We report a right-handed patient who became transiently aphasic following a right temporal lobectomy for control of intractable complex partial seizures. Preoperative intracarotid amobarbital testing revealed right-hemisphere language dominance, although bilateral language representation was present. Memory testing during unilateral electrical hippocampal simulation with depth electrodes indicated reliance on left-hemisphere mesial temporal lobe structures for verbal memory. Functional mapping for language during surgery established several right perisylvian regions that, when stimulated, produced speech arrest and/or paraphasic substitution. One-year follow-up neuropsychological assessment demonstrated an increase in verbal learning and decrease in visual memory, a pattern associated with patients who have undergone right temporal lobectomy. These data demonstrate that (1) right cerebral language dominance can be observed when ipsilateral seizure onset is present (2) verbal memory and language dominance are not necessarily linked, and (3) some reported cases of crossed aphasia may in fact have bilateral language representation.
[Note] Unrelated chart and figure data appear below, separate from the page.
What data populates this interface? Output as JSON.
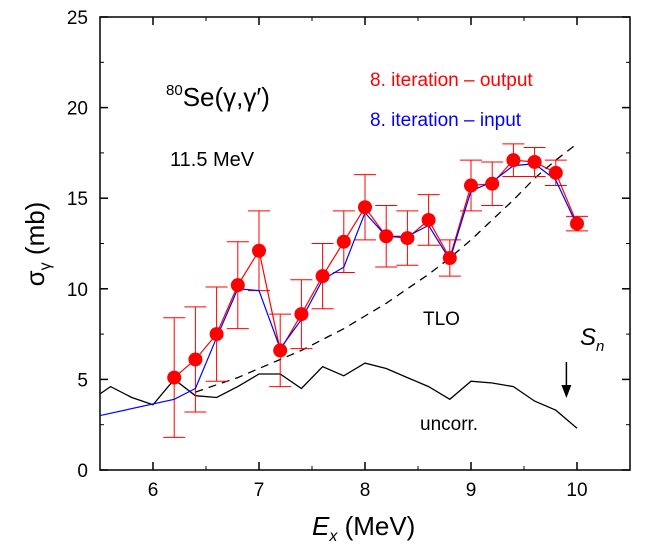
{
  "chart_data": {
    "type": "scatter",
    "title": "",
    "xlabel": {
      "main": "E",
      "sub": "x",
      "units": " (MeV)"
    },
    "ylabel": {
      "main": "σ",
      "sub": "γ",
      "units": " (mb)"
    },
    "xlim": [
      5.5,
      10.5
    ],
    "ylim": [
      0,
      25
    ],
    "xticks": [
      6,
      7,
      8,
      9,
      10
    ],
    "yticks": [
      0,
      5,
      10,
      15,
      20,
      25
    ],
    "grid": false,
    "annotations": {
      "reaction": {
        "sup": "80",
        "text": "Se(γ,γ′)"
      },
      "energy": "11.5 MeV",
      "tlo": "TLO",
      "uncorr": "uncorr.",
      "sn": {
        "main": "S",
        "sub": "n",
        "x": 9.9
      }
    },
    "legend_position": "top-right",
    "series": [
      {
        "name": "8. iteration – output",
        "color": "#ff0000",
        "style": "markers+line",
        "x": [
          6.2,
          6.4,
          6.6,
          6.8,
          7.0,
          7.2,
          7.4,
          7.6,
          7.8,
          8.0,
          8.2,
          8.4,
          8.6,
          8.8,
          9.0,
          9.2,
          9.4,
          9.6,
          9.8,
          10.0
        ],
        "y": [
          5.1,
          6.1,
          7.5,
          10.2,
          12.1,
          6.6,
          8.6,
          10.7,
          12.6,
          14.5,
          12.9,
          12.8,
          13.8,
          11.7,
          15.7,
          15.8,
          17.1,
          17.0,
          16.4,
          13.6
        ],
        "err": [
          3.3,
          2.9,
          2.6,
          2.4,
          2.2,
          2.0,
          1.9,
          1.8,
          1.7,
          1.8,
          1.7,
          1.5,
          1.4,
          1.0,
          1.4,
          1.2,
          0.9,
          0.8,
          0.7,
          0.4
        ]
      },
      {
        "name": "8. iteration – input",
        "color": "#0000ff",
        "style": "line",
        "x": [
          5.5,
          6.2,
          6.4,
          6.6,
          6.8,
          7.0,
          7.2,
          7.4,
          7.6,
          7.8,
          8.0,
          8.2,
          8.4,
          8.6,
          8.8,
          9.0,
          9.2,
          9.4,
          9.6,
          9.8,
          10.0
        ],
        "y": [
          3.0,
          3.9,
          4.5,
          7.3,
          10.0,
          9.9,
          6.7,
          8.3,
          10.5,
          11.2,
          14.2,
          12.9,
          12.9,
          13.5,
          11.6,
          15.4,
          15.9,
          16.8,
          16.9,
          16.0,
          13.5
        ]
      },
      {
        "name": "TLO",
        "color": "#000000",
        "style": "dashed",
        "x": [
          6.4,
          6.6,
          6.8,
          7.0,
          7.2,
          7.4,
          7.6,
          7.8,
          8.0,
          8.2,
          8.4,
          8.6,
          8.8,
          9.0,
          9.2,
          9.4,
          9.6,
          9.8,
          10.0
        ],
        "y": [
          4.3,
          4.7,
          5.1,
          5.6,
          6.1,
          6.6,
          7.2,
          7.8,
          8.5,
          9.2,
          10.0,
          10.8,
          11.7,
          12.7,
          13.8,
          14.9,
          16.1,
          17.1,
          18.0
        ]
      },
      {
        "name": "uncorr.",
        "color": "#000000",
        "style": "line",
        "x": [
          5.5,
          5.6,
          5.8,
          6.0,
          6.2,
          6.4,
          6.6,
          6.8,
          7.0,
          7.2,
          7.4,
          7.6,
          7.8,
          8.0,
          8.2,
          8.4,
          8.6,
          8.8,
          9.0,
          9.2,
          9.4,
          9.6,
          9.8,
          10.0
        ],
        "y": [
          4.2,
          4.6,
          4.0,
          3.6,
          5.0,
          4.1,
          4.0,
          4.6,
          5.3,
          5.3,
          4.5,
          5.7,
          5.2,
          5.9,
          5.6,
          5.1,
          4.6,
          3.9,
          4.9,
          4.8,
          4.6,
          3.8,
          3.3,
          2.3
        ]
      }
    ]
  }
}
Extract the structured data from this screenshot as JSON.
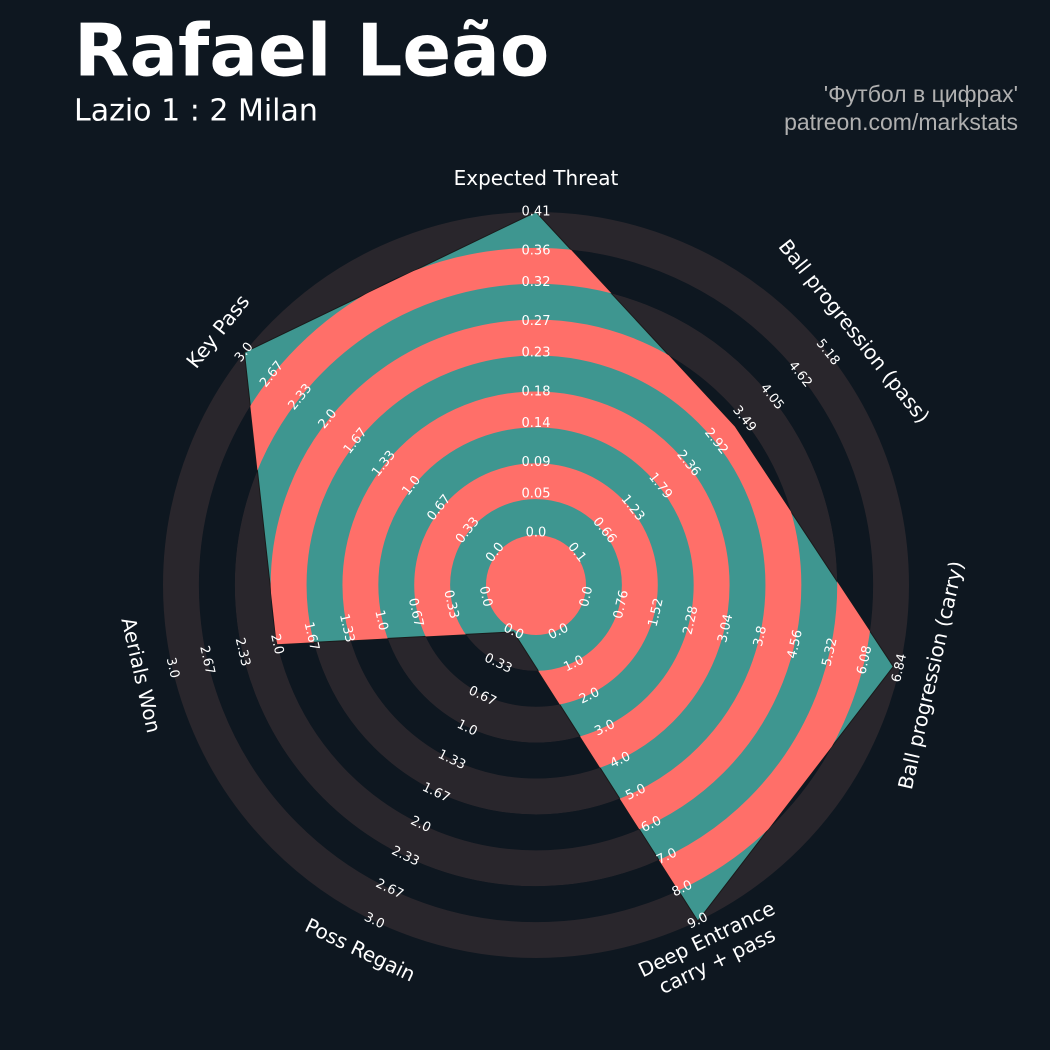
{
  "chart_data": {
    "type": "radar",
    "title": "Rafael Leão",
    "subtitle": "Lazio 1 : 2 Milan",
    "credits": [
      "'Футбол в цифрах'",
      "patreon.com/markstats"
    ],
    "params": [
      {
        "name": "Expected Threat",
        "lim": [
          0,
          0.41
        ],
        "ticks": [
          {
            "value": 0,
            "label": "0.0"
          },
          0.05,
          0.09,
          0.14,
          0.18,
          0.23,
          0.27,
          0.32,
          0.36,
          0.41
        ]
      },
      {
        "name": "Ball progression (pass)",
        "lim": [
          0.1,
          5.18
        ],
        "ticks": [
          0.1,
          0.66,
          1.23,
          1.79,
          2.36,
          2.92,
          3.49,
          4.05,
          4.62,
          5.18
        ]
      },
      {
        "name": "Ball progression (carry)",
        "lim": [
          0,
          6.84
        ],
        "ticks": [
          {
            "value": 0,
            "label": "0.0"
          },
          0.76,
          1.52,
          2.28,
          3.04,
          3.8,
          4.56,
          5.32,
          6.08,
          6.84
        ]
      },
      {
        "name": "Deep Entrance\ncarry + pass",
        "lim": [
          0,
          9
        ],
        "ticks": [
          {
            "value": 0,
            "label": "0.0"
          },
          {
            "value": 1,
            "label": "1.0"
          },
          {
            "value": 2,
            "label": "2.0"
          },
          {
            "value": 3,
            "label": "3.0"
          },
          {
            "value": 4,
            "label": "4.0"
          },
          {
            "value": 5,
            "label": "5.0"
          },
          {
            "value": 6,
            "label": "6.0"
          },
          {
            "value": 7,
            "label": "7.0"
          },
          {
            "value": 8,
            "label": "8.0"
          },
          {
            "value": 9,
            "label": "9.0"
          }
        ]
      },
      {
        "name": "Poss Regain",
        "lim": [
          0,
          3
        ],
        "ticks": [
          {
            "value": 0,
            "label": "0.0"
          },
          0.33,
          0.67,
          {
            "value": 1,
            "label": "1.0"
          },
          1.33,
          1.67,
          {
            "value": 2,
            "label": "2.0"
          },
          2.33,
          2.67,
          {
            "value": 3,
            "label": "3.0"
          }
        ]
      },
      {
        "name": "Aerials Won",
        "lim": [
          0,
          3
        ],
        "ticks": [
          {
            "value": 0,
            "label": "0.0"
          },
          0.33,
          0.67,
          {
            "value": 1,
            "label": "1.0"
          },
          1.33,
          1.67,
          {
            "value": 2,
            "label": "2.0"
          },
          2.33,
          2.67,
          {
            "value": 3,
            "label": "3.0"
          }
        ]
      },
      {
        "name": "Key Pass",
        "lim": [
          0,
          3
        ],
        "ticks": [
          {
            "value": 0,
            "label": "0.0"
          },
          0.33,
          0.67,
          {
            "value": 1,
            "label": "1.0"
          },
          1.33,
          1.67,
          {
            "value": 2,
            "label": "2.0"
          },
          2.33,
          2.67,
          {
            "value": 3,
            "label": "3.0"
          }
        ]
      }
    ],
    "values": [
      0.41,
      3.3,
      6.7,
      9,
      0,
      2,
      3
    ],
    "color": "#3e9690",
    "ring_color": "#ff6f69"
  }
}
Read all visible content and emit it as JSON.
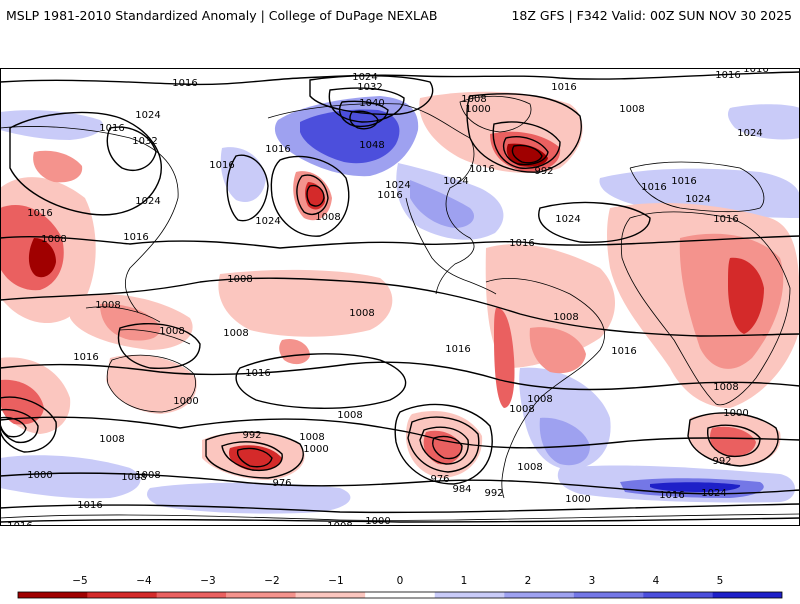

我们报告了一名右利手患者,该患者在接受右侧颞叶切除术以控制难治性复杂部分性癫痫发作后出现了短暂性失语。术前颈动脉注射阿米妥试验显示语言优势半球在右侧,尽管双侧均有语言功能区。在使用深部电极进行单侧海马电刺激期间的记忆测试表明,言语记忆依赖于左侧半球内侧颞叶结构。手术期间的语言功能定位确定了几个右侧颞周区域,刺激这些区域会导致言语停顿和/或言语错乱替代。一年的随访神经心理学评估显示,言语学习能力增强,视觉记忆能力下降,这一模式与接受右侧颞叶切除术的患者相关。这些数据表明:(1)当同侧癫痫发作时可观察到右侧大脑半球具有语言优势;(2)言语记忆和语言优势不一定相关;(3)一些报道的交叉性失语病例实际上可能存在双侧语言功能区。